Saturday, September 26, 2020

Liars

How do you deal with lying liars who lie? This is not always as easy as sit may seem. Folks who lie play by their own set of rules that does not jive with those who do not purposefully tell falsehoods. Most people in most situations tell the truth. To begin, we must state that this is not to be confused with those times when folks are stating their opinon or giving their analysis of an event or issue. Often people will claim to have "their own truth." That is another way of saying, "I have my opinion." Opinions are not lies but neither are they "the truth, the whole truth and nothing but the truth." The kind of truth I am referring to is a fact. Gravity remains the undisputed champ when it comes to fact. Liars try to pass off falsehoods as facts. It is like saying gravity does not determine whether an object falls to the ground. When that happens, how does one on the receiving end of a purposeful falsehood react, particularly when they know they have just been lied to? The choices range from ignoring it to correcting the falsehood or ending the conversation. Ideally, for any interaction to have a chance of remaining effective or having a lengthy timeline, then the lie must be called out. It must be corrected.

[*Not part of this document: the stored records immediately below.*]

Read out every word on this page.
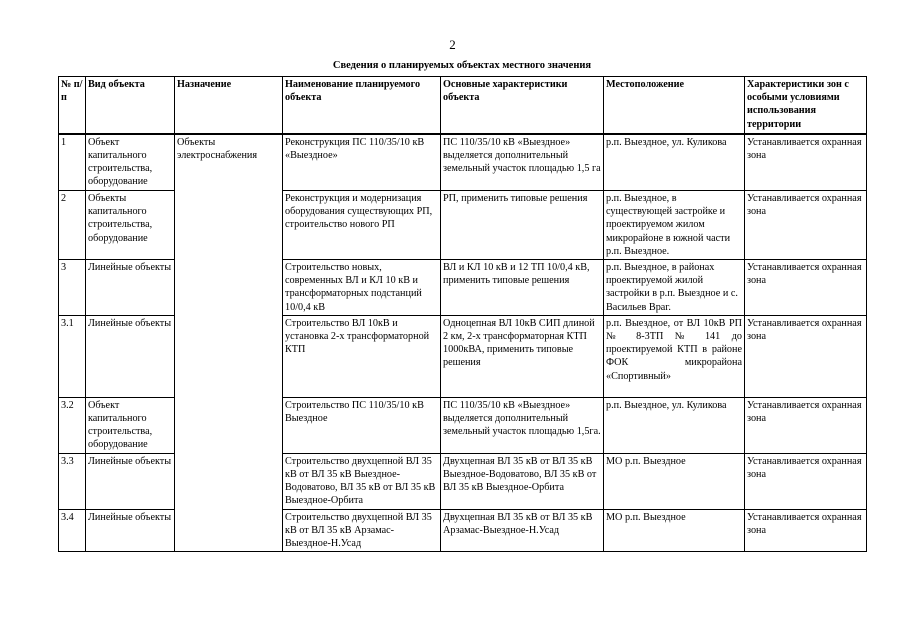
2
Сведения о планируемых объектах местного значения
№ п/п	Вид объекта	Назначение	Наименование планируемого объекта	Основные характеристики объекта	Местоположение	Характеристики зон с особыми условиями использования территории
1	Объект капитального строительства, оборудование	Объекты электроснабжения	Реконструкция ПС 110/35/10 кВ «Выездное»	ПС 110/35/10 кВ «Выездное» выделяется дополнительный земельный участок площадью 1,5 га	р.п. Выездное, ул. Куликова	Устанавливается охранная зона
2	Объекты капитального строительства, оборудование		Реконструкция и модернизация оборудования существующих РП, строительство нового РП	РП, применить типовые решения	р.п. Выездное, в существующей застройке и проектируемом жилом микрорайоне в южной части р.п. Выездное.	Устанавливается охранная зона
3	Линейные объекты		Строительство новых, современных ВЛ и КЛ 10 кВ и трансформаторных подстанций 10/0,4 кВ	ВЛ и КЛ 10 кВ и 12 ТП 10/0,4 кВ, применить типовые решения	р.п. Выездное, в районах проектируемой жилой застройки в р.п. Выездное и с. Васильев Враг.	Устанавливается охранная зона
3.1	Линейные объекты		Строительство ВЛ 10кВ и установка 2-х трансформаторной КТП	Одноцепная ВЛ 10кВ СИП длиной 2 км, 2-х трансформаторная КТП 1000кВА, применить типовые решения	р.п. Выездное, от ВЛ 10кВ РП № 8-3ТП № 141 до проектируемой КТП в районе ФОК микрорайона «Спортивный»	Устанавливается охранная зона
3.2	Объект капитального строительства, оборудование		Строительство ПС 110/35/10 кВ Выездное	ПС 110/35/10 кВ «Выездное» выделяется дополнительный земельный участок площадью 1,5га.	р.п. Выездное, ул. Куликова	Устанавливается охранная зона
3.3	Линейные объекты		Строительство двухцепной ВЛ 35 кВ от ВЛ 35 кВ Выездное-Водоватово, ВЛ 35 кВ от ВЛ 35 кВ Выездное-Орбита	Двухцепная ВЛ 35 кВ от ВЛ 35 кВ Выездное-Водоватово, ВЛ 35 кВ от ВЛ 35 кВ Выездное-Орбита	МО р.п. Выездное	Устанавливается охранная зона
3.4	Линейные объекты		Строительство двухцепной ВЛ 35 кВ от ВЛ 35 кВ Арзамас-Выездное-Н.Усад	Двухцепная ВЛ 35 кВ от ВЛ 35 кВ Арзамас-Выездное-Н.Усад	МО р.п. Выездное	Устанавливается охранная зона
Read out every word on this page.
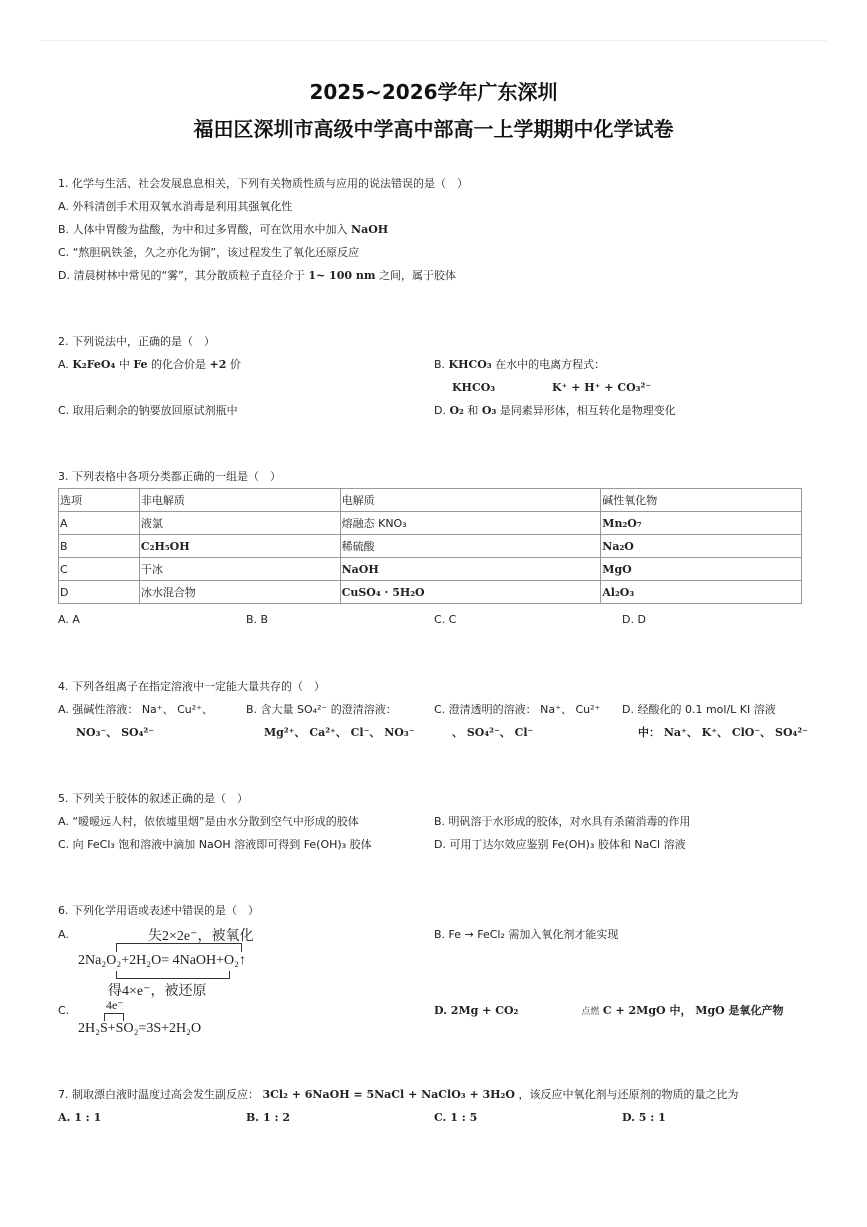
2025~2026学年广东深圳
福田区深圳市高级中学高中部高一上学期期中化学试卷
1. 化学与生活、社会发展息息相关，下列有关物质性质与应用的说法错误的是（　）
A. 外科清创手术用双氧水消毒是利用其强氧化性
B. 人体中胃酸为盐酸，为中和过多胃酸，可在饮用水中加入 NaOH
C. “熬胆矾铁釜，久之亦化为铜”，该过程发生了氧化还原反应
D. 清晨树林中常见的“雾”，其分散质粒子直径介于 1~ 100 nm 之间，属于胶体
2. 下列说法中，正确的是（　）
A. K₂FeO₄ 中 Fe 的化合价是 +2 价	B. KHCO₃ 在水中的电离方程式：
KHCO₃	K⁺ + H⁺ + CO₃²⁻
C. 取用后剩余的钠要放回原试剂瓶中	D. O₂ 和 O₃ 是同素异形体，相互转化是物理变化
3. 下列表格中各项分类都正确的一组是（　）
选项	非电解质	电解质	碱性氧化物
A	液氯	熔融态 KNO₃	Mn₂O₇
B	C₂H₅OH	稀硫酸	Na₂O
C	干冰	NaOH	MgO
D	冰水混合物	CuSO₄ · 5H₂O	Al₂O₃
A. A	B. B	C. C	D. D
4. 下列各组离子在指定溶液中一定能大量共存的（　）
A. 强碱性溶液： Na⁺、 Cu²⁺、
NO₃⁻、 SO₄²⁻
B. 含大量 SO₄²⁻ 的澄清溶液：
Mg²⁺、 Ca²⁺、 Cl⁻、 NO₃⁻
C. 澄清透明的溶液： Na⁺、 Cu²⁺
、 SO₄²⁻、 Cl⁻
D. 经酸化的 0.1 mol/L KI 溶液
中： Na⁺、 K⁺、 ClO⁻、 SO₄²⁻
5. 下列关于胶体的叙述正确的是（　）
A. “暧暧远人村，依依墟里烟”是由水分散到空气中形成的胶体	B. 明矾溶于水形成的胶体，对水具有杀菌消毒的作用
C. 向 FeCl₃ 饱和溶液中滴加 NaOH 溶液即可得到 Fe(OH)₃ 胶体	D. 可用丁达尔效应鉴别 Fe(OH)₃ 胶体和 NaCl 溶液
6. 下列化学用语或表述中错误的是（　）
A.	失2×2e⁻，被氧化
2Na₂O₂+2H₂O= 4NaOH+O₂↑
得4×e⁻，被还原
B. Fe → FeCl₂ 需加入氧化剂才能实现
C.	4e⁻
2H₂S+SO₂=3S+2H₂O
D. 2Mg + CO₂	点燃 C + 2MgO 中， MgO 是氧化产物
7. 制取漂白液时温度过高会发生副反应： 3Cl₂ + 6NaOH = 5NaCl + NaClO₃ + 3H₂O ，该反应中氧化剂与还原剂的物质的量之比为
A. 1 : 1	B. 1 : 2	C. 1 : 5	D. 5 : 1
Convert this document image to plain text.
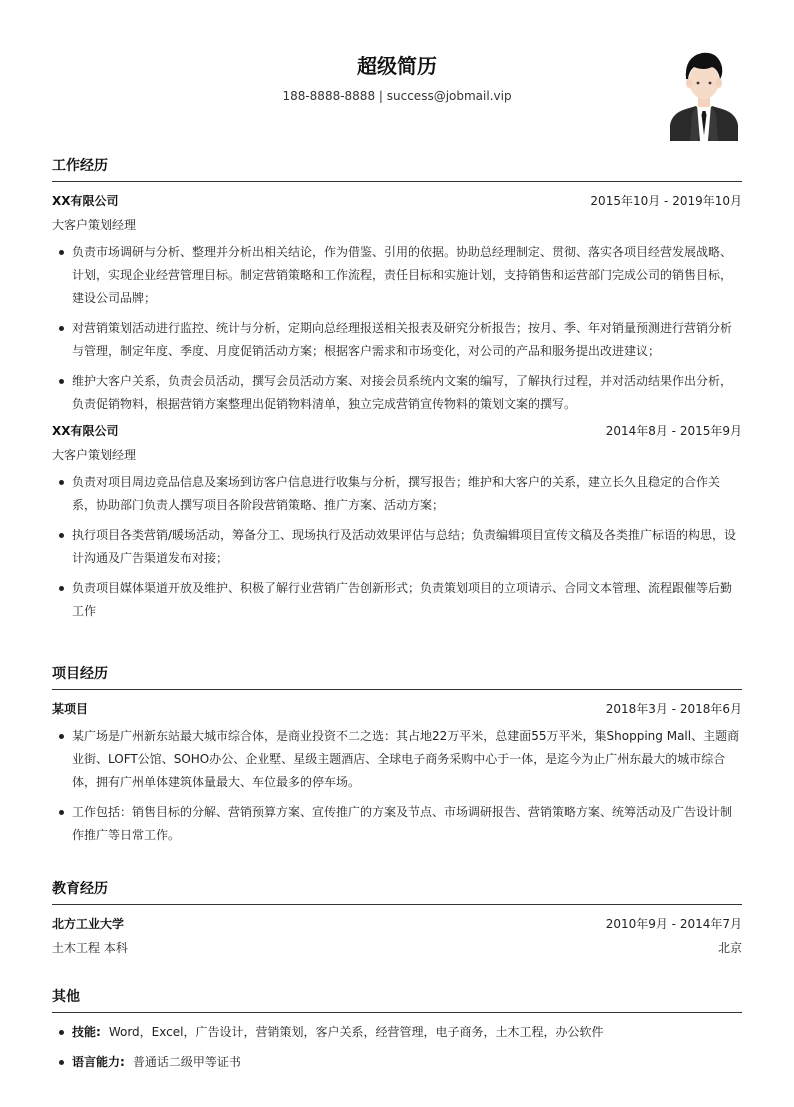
超级简历
188-8888-8888 | success@jobmail.vip
工作经历
XX有限公司	2015年10月 - 2019年10月
大客户策划经理
负责市场调研与分析、整理并分析出相关结论，作为借鉴、引用的依据。协助总经理制定、贯彻、落实各项目经营发展战略、计划，实现企业经营管理目标。制定营销策略和工作流程，责任目标和实施计划，支持销售和运营部门完成公司的销售目标，建设公司品牌；
对营销策划活动进行监控、统计与分析，定期向总经理报送相关报表及研究分析报告；按月、季、年对销量预测进行营销分析与管理，制定年度、季度、月度促销活动方案；根据客户需求和市场变化，对公司的产品和服务提出改进建议；
维护大客户关系，负责会员活动，撰写会员活动方案、对接会员系统内文案的编写，了解执行过程，并对活动结果作出分析，负责促销物料，根据营销方案整理出促销物料清单，独立完成营销宣传物料的策划文案的撰写。
XX有限公司	2014年8月 - 2015年9月
大客户策划经理
负责对项目周边竞品信息及案场到访客户信息进行收集与分析，撰写报告；维护和大客户的关系，建立长久且稳定的合作关系，协助部门负责人撰写项目各阶段营销策略、推广方案、活动方案；
执行项目各类营销/暖场活动，筹备分工、现场执行及活动效果评估与总结；负责编辑项目宣传文稿及各类推广标语的构思，设计沟通及广告渠道发布对接；
负责项目媒体渠道开放及维护、积极了解行业营销广告创新形式；负责策划项目的立项请示、合同文本管理、流程跟催等后勤工作
项目经历
某项目	2018年3月 - 2018年6月
某广场是广州新东站最大城市综合体，是商业投资不二之选：其占地22万平米，总建面55万平米，集Shopping Mall、主题商业街、LOFT公馆、SOHO办公、企业墅、星级主题酒店、全球电子商务采购中心于一体，是迄今为止广州东最大的城市综合体，拥有广州单体建筑体量最大、车位最多的停车场。
工作包括：销售目标的分解、营销预算方案、宣传推广的方案及节点、市场调研报告、营销策略方案、统筹活动及广告设计制作推广等日常工作。
教育经历
北方工业大学	2010年9月 - 2014年7月
土木工程 本科	北京
其他
技能: Word，Excel，广告设计，营销策划，客户关系，经营管理，电子商务，土木工程，办公软件
语言能力: 普通话二级甲等证书
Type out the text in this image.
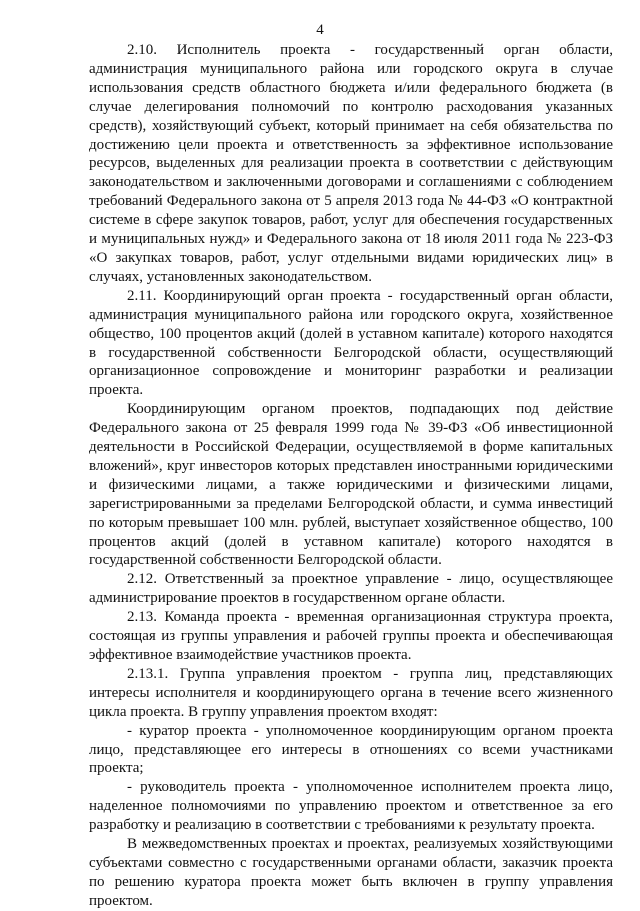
4

2.10. Исполнитель проекта - государственный орган области, администрация муниципального района или городского округа в случае использования средств областного бюджета и/или федерального бюджета (в случае делегирования полномочий по контролю расходования указанных средств), хозяйствующий субъект, который принимает на себя обязательства по достижению цели проекта и ответственность за эффективное использование ресурсов, выделенных для реализации проекта в соответствии с действующим законодательством и заключенными договорами и соглашениями с соблюдением требований Федерального закона от 5 апреля 2013 года № 44-ФЗ «О контрактной системе в сфере закупок товаров, работ, услуг для обеспечения государственных и муниципальных нужд» и Федерального закона от 18 июля 2011 года № 223-ФЗ «О закупках товаров, работ, услуг отдельными видами юридических лиц» в случаях, установленных законодательством.

2.11. Координирующий орган проекта - государственный орган области, администрация муниципального района или городского округа, хозяйственное общество, 100 процентов акций (долей в уставном капитале) которого находятся в государственной собственности Белгородской области, осуществляющий организационное сопровождение и мониторинг разработки и реализации проекта.

Координирующим органом проектов, подпадающих под действие Федерального закона от 25 февраля 1999 года № 39-ФЗ «Об инвестиционной деятельности в Российской Федерации, осуществляемой в форме капитальных вложений», круг инвесторов которых представлен иностранными юридическими и физическими лицами, а также юридическими и физическими лицами, зарегистрированными за пределами Белгородской области, и сумма инвестиций по которым превышает 100 млн. рублей, выступает хозяйственное общество, 100 процентов акций (долей в уставном капитале) которого находятся в государственной собственности Белгородской области.

2.12. Ответственный за проектное управление - лицо, осуществляющее администрирование проектов в государственном органе области.

2.13. Команда проекта - временная организационная структура проекта, состоящая из группы управления и рабочей группы проекта и обеспечивающая эффективное взаимодействие участников проекта.

2.13.1. Группа управления проектом - группа лиц, представляющих интересы исполнителя и координирующего органа в течение всего жизненного цикла проекта. В группу управления проектом входят:

- куратор проекта - уполномоченное координирующим органом проекта лицо, представляющее его интересы в отношениях со всеми участниками проекта;

- руководитель проекта - уполномоченное исполнителем проекта лицо, наделенное полномочиями по управлению проектом и ответственное за его разработку и реализацию в соответствии с требованиями к результату проекта.

В межведомственных проектах и проектах, реализуемых хозяйствующими субъектами совместно с государственными органами области, заказчик проекта по решению куратора проекта может быть включен в группу управления проектом.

The victim of the lie must decide whether they want their encounter with the liar to continue. Assuming they do, then the question revolves around how best to let it be known that you know a lie has been told. Further, tell the liar that you do not appreciate what they have just done. Set the record straight by stating what is fact and be able to defend your claim. You can do this calmly or by speaking harshly. Again, it depends upon what, if any, future interactions you wish to have with that person. There is also the matter of the gravity of the lie and the reasons behind it. Still, a lie is a lie and a comunication device designed to derail or impede postive encounters. As we dwell in a world of constant communication, that is not to be tolerated.